Britain’s Paris first woman to complete Barkley Marathons

Britain’s Paris first woman to complete Barkley Marathons

BRITAIN’S Jasmin Paris has become the first woman to complete the Barkley Marathons, one of the most demanding and secretive ultra races in the world in which athletes have to cover 100 miles (161 kilometres) in 60 hours.

Paris met the cut-off time by a mere 99 seconds at Frozen Head State Park in Tennessee where athletes only have a compass and a rudimentary map at their disposal to find books and tear out the page corresponding with their start number to prove they have reached the checkpoints in each of the five loops, reported dpa.

She is now one of only 20 athletes who have finished the race since the 100-mile distance was introduced in 1989, with an overall elevation of around 65,000 feet, almost 20,000 metres, and more than twice the height of Mt Everest.

Paris had managed three loops in her 2022 debut and had become only the second woman to reach loop four last year.

This year’s race had five finishers for the first time, with Ukrainian Ihor Verys, who lives in Canada, first in 58 hours 44 minutes 59 seconds. American Jared Campbell in third was the first athlete to finish the gruelling event four times.

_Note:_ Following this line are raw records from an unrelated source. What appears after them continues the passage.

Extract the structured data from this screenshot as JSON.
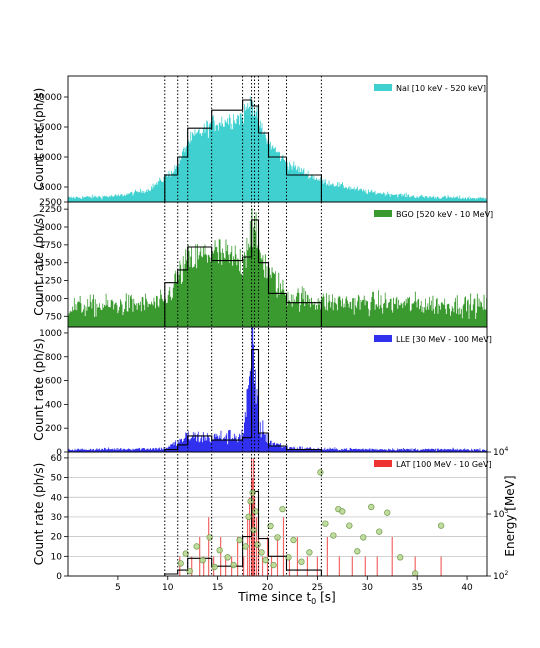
{
  "figure": {
    "x_label_main": "Time since t",
    "x_label_sub": "0",
    "x_label_unit": " [s]",
    "right_axis_label": "Energy [MeV]"
  },
  "chart_data": {
    "type": "area",
    "xlim": [
      0,
      42
    ],
    "xticks": [
      5,
      10,
      15,
      20,
      25,
      30,
      35,
      40
    ],
    "interval_boundaries": [
      9.7,
      11.0,
      12.0,
      14.4,
      17.5,
      18.4,
      18.7,
      19.1,
      20.1,
      21.9,
      25.4
    ],
    "panels": [
      {
        "name": "nai",
        "legend": "NaI [10 keV - 520 keV]",
        "color": "#40d0d0",
        "ylabel": "Count rate (ph/s)",
        "ylim": [
          2500,
          23500
        ],
        "yticks": [
          2500,
          5000,
          10000,
          15000,
          20000
        ],
        "profile": [
          [
            0,
            3200
          ],
          [
            5,
            3500
          ],
          [
            8,
            4500
          ],
          [
            9.7,
            6500
          ],
          [
            11,
            8500
          ],
          [
            12,
            12500
          ],
          [
            14.4,
            15500
          ],
          [
            17.5,
            16800
          ],
          [
            18.4,
            19500
          ],
          [
            19.1,
            15500
          ],
          [
            20.1,
            12500
          ],
          [
            21.9,
            9000
          ],
          [
            25.4,
            6000
          ],
          [
            30,
            4200
          ],
          [
            35,
            3400
          ],
          [
            42,
            3100
          ]
        ],
        "noise": 0.07,
        "steps": [
          {
            "x0": 9.7,
            "x1": 11.0,
            "y": 7000
          },
          {
            "x0": 11.0,
            "x1": 12.0,
            "y": 10000
          },
          {
            "x0": 12.0,
            "x1": 14.4,
            "y": 14800
          },
          {
            "x0": 14.4,
            "x1": 17.5,
            "y": 17800
          },
          {
            "x0": 17.5,
            "x1": 18.4,
            "y": 19500
          },
          {
            "x0": 18.4,
            "x1": 19.1,
            "y": 18500
          },
          {
            "x0": 19.1,
            "x1": 20.1,
            "y": 14000
          },
          {
            "x0": 20.1,
            "x1": 21.9,
            "y": 10000
          },
          {
            "x0": 21.9,
            "x1": 25.4,
            "y": 7000
          }
        ]
      },
      {
        "name": "bgo",
        "legend": "BGO [520 keV - 10 MeV]",
        "color": "#3a9a30",
        "ylabel": "Count rate (ph/s)",
        "ylim": [
          600,
          2350
        ],
        "yticks": [
          750,
          1000,
          1250,
          1500,
          1750,
          2000,
          2250
        ],
        "profile": [
          [
            0,
            880
          ],
          [
            9.7,
            930
          ],
          [
            11,
            1300
          ],
          [
            12,
            1500
          ],
          [
            14.4,
            1650
          ],
          [
            17.5,
            1500
          ],
          [
            18.4,
            2050
          ],
          [
            19.1,
            1700
          ],
          [
            20.1,
            1350
          ],
          [
            21.9,
            1050
          ],
          [
            25.4,
            950
          ],
          [
            42,
            900
          ]
        ],
        "noise": 0.12,
        "steps": [
          {
            "x0": 9.7,
            "x1": 11.0,
            "y": 1220
          },
          {
            "x0": 11.0,
            "x1": 12.0,
            "y": 1400
          },
          {
            "x0": 12.0,
            "x1": 14.4,
            "y": 1720
          },
          {
            "x0": 14.4,
            "x1": 17.5,
            "y": 1530
          },
          {
            "x0": 17.5,
            "x1": 18.4,
            "y": 1580
          },
          {
            "x0": 18.4,
            "x1": 19.1,
            "y": 2100
          },
          {
            "x0": 19.1,
            "x1": 20.1,
            "y": 1500
          },
          {
            "x0": 20.1,
            "x1": 21.9,
            "y": 1070
          },
          {
            "x0": 21.9,
            "x1": 25.4,
            "y": 940
          }
        ]
      },
      {
        "name": "lle",
        "legend": "LLE [30 MeV - 100 MeV]",
        "color": "#3030ee",
        "ylabel": "Count rate (ph/s)",
        "ylim": [
          0,
          1050
        ],
        "yticks": [
          0,
          200,
          400,
          600,
          800,
          1000
        ],
        "profile": [
          [
            0,
            20
          ],
          [
            9.7,
            30
          ],
          [
            11,
            80
          ],
          [
            12,
            130
          ],
          [
            14.4,
            120
          ],
          [
            17.5,
            140
          ],
          [
            18.3,
            600
          ],
          [
            18.5,
            900
          ],
          [
            18.8,
            600
          ],
          [
            19.1,
            250
          ],
          [
            20.1,
            90
          ],
          [
            21.9,
            40
          ],
          [
            25.4,
            25
          ],
          [
            42,
            20
          ]
        ],
        "noise": 0.35,
        "steps": [
          {
            "x0": 9.7,
            "x1": 11.0,
            "y": 20
          },
          {
            "x0": 11.0,
            "x1": 12.0,
            "y": 60
          },
          {
            "x0": 12.0,
            "x1": 14.4,
            "y": 135
          },
          {
            "x0": 14.4,
            "x1": 17.5,
            "y": 100
          },
          {
            "x0": 17.5,
            "x1": 18.4,
            "y": 120
          },
          {
            "x0": 18.4,
            "x1": 19.1,
            "y": 860
          },
          {
            "x0": 19.1,
            "x1": 20.1,
            "y": 160
          },
          {
            "x0": 20.1,
            "x1": 21.9,
            "y": 50
          },
          {
            "x0": 21.9,
            "x1": 25.4,
            "y": 20
          }
        ]
      },
      {
        "name": "lat",
        "legend": "LAT [100 MeV - 10 GeV]",
        "color": "#ee3333",
        "ylabel": "Count rate (ph/s)",
        "ylim": [
          0,
          63
        ],
        "yticks": [
          0,
          10,
          20,
          30,
          40,
          50,
          60
        ],
        "right_ylim_log": [
          100,
          10000
        ],
        "right_yticks": [
          {
            "value": 100,
            "base": "10",
            "exp": "2"
          },
          {
            "value": 1000,
            "base": "10",
            "exp": "3"
          },
          {
            "value": 10000,
            "base": "10",
            "exp": "4"
          }
        ],
        "bars": [
          [
            11.2,
            10
          ],
          [
            12.4,
            10
          ],
          [
            13.2,
            20
          ],
          [
            13.6,
            10
          ],
          [
            14.1,
            30
          ],
          [
            14.6,
            10
          ],
          [
            15.3,
            20
          ],
          [
            15.8,
            10
          ],
          [
            16.4,
            10
          ],
          [
            17.0,
            20
          ],
          [
            17.6,
            10
          ],
          [
            18.0,
            30
          ],
          [
            18.2,
            40
          ],
          [
            18.4,
            60
          ],
          [
            18.5,
            50
          ],
          [
            18.6,
            60
          ],
          [
            18.7,
            40
          ],
          [
            18.9,
            30
          ],
          [
            19.1,
            20
          ],
          [
            19.5,
            10
          ],
          [
            20.0,
            20
          ],
          [
            20.4,
            10
          ],
          [
            21.0,
            20
          ],
          [
            21.6,
            30
          ],
          [
            22.2,
            10
          ],
          [
            23.0,
            20
          ],
          [
            24.0,
            10
          ],
          [
            25.0,
            10
          ],
          [
            26.0,
            20
          ],
          [
            27.2,
            10
          ],
          [
            28.5,
            10
          ],
          [
            29.8,
            10
          ],
          [
            31.0,
            10
          ],
          [
            32.5,
            20
          ],
          [
            34.8,
            10
          ],
          [
            37.4,
            10
          ]
        ],
        "steps": [
          {
            "x0": 9.7,
            "x1": 11.0,
            "y": 1
          },
          {
            "x0": 11.0,
            "x1": 12.0,
            "y": 3
          },
          {
            "x0": 12.0,
            "x1": 14.4,
            "y": 9
          },
          {
            "x0": 14.4,
            "x1": 17.5,
            "y": 5
          },
          {
            "x0": 17.5,
            "x1": 18.4,
            "y": 20
          },
          {
            "x0": 18.4,
            "x1": 19.1,
            "y": 43
          },
          {
            "x0": 19.1,
            "x1": 20.1,
            "y": 19
          },
          {
            "x0": 20.1,
            "x1": 21.9,
            "y": 10
          },
          {
            "x0": 21.9,
            "x1": 25.4,
            "y": 3
          }
        ],
        "photons": [
          [
            11.3,
            160
          ],
          [
            11.8,
            230
          ],
          [
            12.2,
            120
          ],
          [
            12.9,
            300
          ],
          [
            13.5,
            180
          ],
          [
            14.2,
            420
          ],
          [
            14.7,
            140
          ],
          [
            15.2,
            260
          ],
          [
            16.0,
            200
          ],
          [
            16.6,
            150
          ],
          [
            17.2,
            380
          ],
          [
            17.8,
            300
          ],
          [
            18.1,
            900
          ],
          [
            18.3,
            1600
          ],
          [
            18.5,
            2200
          ],
          [
            18.6,
            550
          ],
          [
            18.8,
            1100
          ],
          [
            19.0,
            320
          ],
          [
            19.4,
            240
          ],
          [
            19.8,
            180
          ],
          [
            20.3,
            640
          ],
          [
            20.6,
            150
          ],
          [
            21.0,
            420
          ],
          [
            21.5,
            1200
          ],
          [
            22.1,
            200
          ],
          [
            22.6,
            380
          ],
          [
            23.4,
            170
          ],
          [
            24.2,
            240
          ],
          [
            25.3,
            4700
          ],
          [
            25.8,
            700
          ],
          [
            26.6,
            450
          ],
          [
            27.1,
            1200
          ],
          [
            27.5,
            1100
          ],
          [
            28.2,
            650
          ],
          [
            29.0,
            250
          ],
          [
            29.6,
            420
          ],
          [
            30.4,
            1300
          ],
          [
            31.2,
            520
          ],
          [
            32.0,
            1050
          ],
          [
            33.3,
            200
          ],
          [
            34.8,
            110
          ],
          [
            37.4,
            650
          ]
        ]
      }
    ]
  }
}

Only around 40 athletes are allowed to compete in the park with a fragile ecosystem. To further discourage spectators and maintain the mystery the race has no website and no official start time is given but it traditionally takes place in late March or early April.

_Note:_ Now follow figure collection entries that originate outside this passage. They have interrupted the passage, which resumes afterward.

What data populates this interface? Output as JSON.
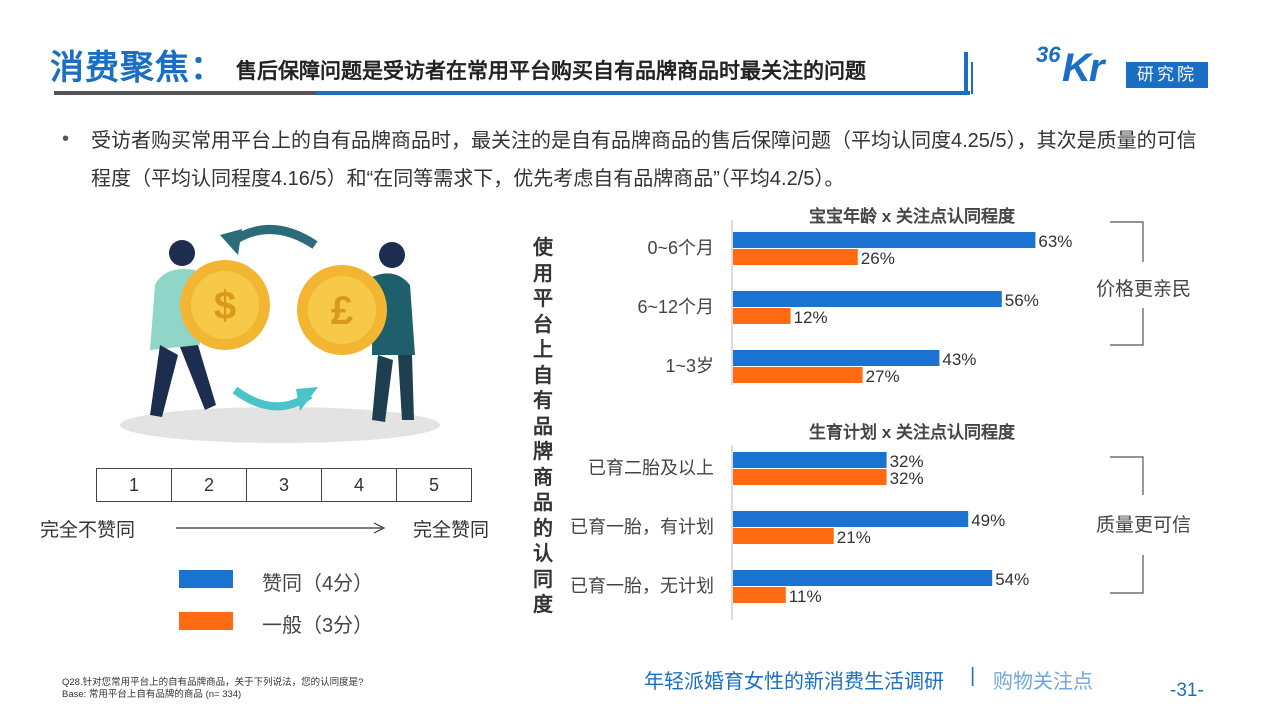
{
  "header": {
    "main_title": "消费聚焦：",
    "sub_title": "售后保障问题是受访者在常用平台购买自有品牌商品时最关注的问题"
  },
  "logo": {
    "number": "36",
    "letters": "Kr",
    "box_text": "研究院"
  },
  "bullet": {
    "dot": "•",
    "text": "受访者购买常用平台上的自有品牌商品时，最关注的是自有品牌商品的售后保障问题（平均认同度4.25/5），其次是质量的可信程度（平均认同程度4.16/5）和“在同等需求下，优先考虑自有品牌商品”（平均4.2/5）。"
  },
  "scale": {
    "cells": [
      "1",
      "2",
      "3",
      "4",
      "5"
    ],
    "left_label": "完全不赞同",
    "right_label": "完全赞同"
  },
  "legend": [
    {
      "label": "赞同（4分）",
      "color": "#1a73d0"
    },
    {
      "label": "一般（3分）",
      "color": "#ff6a13"
    }
  ],
  "vertical_label": "使用平台上自有品牌商品的认同度",
  "notes": {
    "top": "价格更亲民",
    "bottom": "质量更可信"
  },
  "colors": {
    "agree": "#1a73d0",
    "neutral": "#ff6a13",
    "brand": "#1a6fc4"
  },
  "chart_data": [
    {
      "type": "bar",
      "orientation": "horizontal",
      "title": "宝宝年龄 x 关注点认同程度",
      "categories": [
        "0~6个月",
        "6~12个月",
        "1~3岁"
      ],
      "series": [
        {
          "name": "赞同（4分）",
          "values": [
            63,
            56,
            43
          ],
          "labels": [
            "63%",
            "56%",
            "43%"
          ]
        },
        {
          "name": "一般（3分）",
          "values": [
            26,
            12,
            27
          ],
          "labels": [
            "26%",
            "12%",
            "27%"
          ]
        }
      ],
      "unit": "%"
    },
    {
      "type": "bar",
      "orientation": "horizontal",
      "title": "生育计划 x 关注点认同程度",
      "categories": [
        "已育二胎及以上",
        "已育一胎，有计划",
        "已育一胎，无计划"
      ],
      "series": [
        {
          "name": "赞同（4分）",
          "values": [
            32,
            49,
            54
          ],
          "labels": [
            "32%",
            "49%",
            "54%"
          ]
        },
        {
          "name": "一般（3分）",
          "values": [
            32,
            21,
            11
          ],
          "labels": [
            "32%",
            "21%",
            "11%"
          ]
        }
      ],
      "unit": "%"
    }
  ],
  "footer": {
    "question": "Q28.针对您常用平台上的自有品牌商品，关于下列说法，您的认同度是?",
    "base": "Base: 常用平台上自有品牌的商品 (n= 334)",
    "report_title": "年轻派婚育女性的新消费生活调研",
    "separator": "|",
    "section": "购物关注点",
    "page": "-31-"
  }
}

The race starts anytime between midnight and noon on the set day, with starters informed there is one hour left once organiser Gary “Lazarus Lake” Cantrell blows on a conch shell.

The race gets under way when he lights a cigarette.

No start list is given and the race can only be followed via the X, formerly Twitter, account of Keith Dunn, who is somewhat the only official reporter and gradually releases names and race progress.

Athletes who want to finish must complete each loop within 12 hours. The first two are run clockwise, the next two anti-clockwise, and of those reaching the fifth loop the first one heading into the final loop can choose the direction, with the others alternating.

The race originated when James Earl Ray, who assassinated Martin Luther King Jr, escaped from prison in the region in 1977. He was found after 60 hours, having covered less than 10 miles, prompting the then ultrarunner Cantrell to say he believed he could cover 100 miles in the time.